Athletes from Brazil, Ecuador, Peru and Portugal will face “stricter” anti-doping controls for Paris


Athletes from Brazil, Ecuador, Peru and Portugal will face “stricter” anti-doping controls in order to be eligible for the Paris Games, which take place from July 26 to August 11, following the recommendation of the Integrity Unit of Athletics (AIU) due to the “insufficiency” of tests at the national level, according to a statement.

“All four federations received clear warnings from the AIU about the insufficiency of their national testing programs following the 2022 World Athletics Championships in Eugene. All four failed to ensure that there would be provided off-course testing for their teams at the following World Championships. of Athletics in Budapest 2023”, reported the AIU.

For this reason, World Athletics accepted the AIU’s call for the federations of Brazil, Ecuador, Peru and Portugal to “impose eligibility conditions for controls” on their athletes to be able to participate in Paris 2024.

Thus, in the ten months prior to July 4, 2024, each athlete must have undergone at least three out-of-competition controls without prior notice (urine and blood, and three weeks apart; the first, no later than the 19th). May) including, if competing in any event over 800 m, at least a Biological Athlete Passport and an EPO test.

The AIU reported that these controls will affect athletes who are not part of the Registered Testing Group (RTP) and the stipulations are similar to the minimum regulations requested by World Athletics for ‘Category A’ countries, with federations that “have the greatest risk of doping and are considered a threat to the overall integrity of the sport.

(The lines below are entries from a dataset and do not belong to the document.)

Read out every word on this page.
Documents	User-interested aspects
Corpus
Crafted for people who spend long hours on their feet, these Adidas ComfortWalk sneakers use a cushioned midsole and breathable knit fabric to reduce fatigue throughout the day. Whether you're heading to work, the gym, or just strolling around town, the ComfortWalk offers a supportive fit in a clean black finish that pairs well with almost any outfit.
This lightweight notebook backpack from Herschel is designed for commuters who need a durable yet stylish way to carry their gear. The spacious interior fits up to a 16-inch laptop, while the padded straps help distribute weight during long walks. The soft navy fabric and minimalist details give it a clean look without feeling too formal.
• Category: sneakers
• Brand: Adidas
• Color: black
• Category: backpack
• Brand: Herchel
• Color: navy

Brazil, Ecuador, Peru and Portugal belonged to ‘Category B’, with less risk, but the AIU Board took the “unprecedented” step of including it in ‘A’, for not remedying the quality of the controls. Meanwhile, others, such as the Czech Republic and New Zealand, did the same and left that category.

“We are pleased with the Council’s decision to support the AIU recommendations. This action is tough, but necessary, as we did not receive an adequate response from these federations to the clear warnings we gave in the run-up to this year’s World Athletics Championships. past,” said AIU president David Howman.

The leader insisted that both the AIU and World Athletics take “very seriously the task of guaranteeing equal conditions for athletes.” “Organizations must ensure that their equipment undergoes sufficient testing before Paris 2024 and the AIU will not hesitate to refer any other federation to the Council if we do not see sufficient evidence,” he warned.

Howman revealed that controls in athletics at the national level “are improving, but need to be strengthened further to safeguard the integrity of ‘premium’ events.” “In general, the national level tests in our sport are going in the right direction,” he celebrated.

For context, 2,004 athletes competed in Budapest, compared to 1,719 in Eugene (a 17% increase). There were 5,542 off-course tests performed on athletes in the run-up to Budapest, compared to 4,235 for Eugene (a 30% increase). In total, 8,466 checks were carried out before Budapest, compared to 6,359 in Eugene (33% increase).

Looking at statistics by country, Kenya (11.4), China (11.3), Ethiopia (8.9), Morocco (7.1) and the United States (6) averaged the highest number of tests per athlete before the World Cup in the Hungarian capital.